Why, though, did the Rabanan enact that the announcement be made two weeks
before that time? The VILNA GA'ON
(in MISHNAS ELIYAHU
) explains that according to the Midrash, Haman rejoiced that his lots chose the month of Adar, the Mazal of which is Dagim (Pisces). Haman viewed this as an ominous omen for the Jews, because fish swallow each other. To counteract the potentially inauspicious Mazal of Adar, the collection of Shekalim starts at the beginning of the month. The Mitzvah of Shekalim arouses Hash-m's mercy to transform the potential of the Mazal of Adar into an auspicious one for the Jewish people (so that their enemies
should be swallowed up like fish).
2) PUBLICIZING THE TERUMAS HA'LISHKAH
OPINIONS: The Gemara quotes the Mishnah later (3:1) which states that the Terumas ha'Lishkah is done at three different times during the year. The Gemara concludes that the reason the Terumas ha'Lishkah is done at three different times, and not all at one time, is not because the money arrived from different places at different times. Rather, it is done to publicize the event of the Terumas ha'Lishkah.

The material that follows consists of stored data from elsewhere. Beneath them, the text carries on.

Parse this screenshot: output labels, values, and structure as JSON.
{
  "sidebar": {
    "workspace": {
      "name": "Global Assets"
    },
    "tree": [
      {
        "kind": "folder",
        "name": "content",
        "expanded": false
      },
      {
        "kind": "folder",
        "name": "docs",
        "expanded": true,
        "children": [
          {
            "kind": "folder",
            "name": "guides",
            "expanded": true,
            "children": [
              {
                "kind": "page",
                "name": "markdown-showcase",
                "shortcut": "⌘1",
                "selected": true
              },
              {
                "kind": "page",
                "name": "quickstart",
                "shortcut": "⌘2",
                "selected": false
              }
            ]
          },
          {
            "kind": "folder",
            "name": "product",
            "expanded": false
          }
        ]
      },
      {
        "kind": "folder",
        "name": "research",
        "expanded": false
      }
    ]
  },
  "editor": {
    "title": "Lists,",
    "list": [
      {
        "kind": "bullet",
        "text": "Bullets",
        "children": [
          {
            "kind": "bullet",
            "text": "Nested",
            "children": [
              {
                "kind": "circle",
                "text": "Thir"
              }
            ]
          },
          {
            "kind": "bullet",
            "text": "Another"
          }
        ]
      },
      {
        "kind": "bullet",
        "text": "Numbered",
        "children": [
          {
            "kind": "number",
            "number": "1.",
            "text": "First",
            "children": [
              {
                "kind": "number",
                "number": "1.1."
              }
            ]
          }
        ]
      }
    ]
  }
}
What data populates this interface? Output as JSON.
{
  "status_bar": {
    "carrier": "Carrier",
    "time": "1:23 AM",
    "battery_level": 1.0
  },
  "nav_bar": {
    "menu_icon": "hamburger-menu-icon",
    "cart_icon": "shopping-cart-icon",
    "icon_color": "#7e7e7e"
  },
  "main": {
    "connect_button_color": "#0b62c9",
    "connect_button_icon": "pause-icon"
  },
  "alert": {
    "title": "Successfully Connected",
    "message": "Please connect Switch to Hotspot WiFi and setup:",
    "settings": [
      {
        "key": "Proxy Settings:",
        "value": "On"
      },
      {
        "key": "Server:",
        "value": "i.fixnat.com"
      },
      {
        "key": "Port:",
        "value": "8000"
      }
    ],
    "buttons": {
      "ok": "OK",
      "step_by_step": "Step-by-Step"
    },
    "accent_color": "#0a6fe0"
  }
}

What is the purpose of publicizing the Terumas ha'Lishkah?
(a) RABEINU MESHULAM explains that the Terumas ha'Lishkah is publicized in order to show the people what the Kohanim do on behalf of the Tzibur with the Shekalim that they sent, so that the people should not think that they sent Shekalim for nothing.
(b) The TALMID SHEL RABEINU SHMUEL BAR SHNEUR and the TIKLIN CHADTIN explain that the three times at which the Terumas ha'Lishkah is done are times of Aliyah l'Regel -- when the people who live far away come up to Yerushalayim. The Chachamim enacted that the Terumas ha'Lishkah be publicized to those people to demonstrate to them that their Shekalim are being used for the public Korbanos.
(c) The RAMBAM (Perush ha'Mishnayos 3:1) explains that although the Terumah at the beginning of the year is done on behalf of all of the Shekalim that were collected and that will be collected that year ("Al ha'Asid li'Gevos"), and thus it is done for all of the Jewish people, the Shekalim from the places that are far away do not actually arrive at the Beis ha'Mikdash until later. The Shekalim sent by the people who live closer to Eretz Yisrael arrive by Shavuos, and the Shekalim of those who live far away from Eretz Yisrael arrive by Sukos.
The Chachamim instituted that the Terumas ha'Lishkah be performed at each of these times in order to remind the people from outside of Eretz Yisrael that by this time their Shekalim must arrive. Since the people know that this public act will be done at that time in Yerushalayim, they are careful to send their money early enough in order for it to arrive by that time.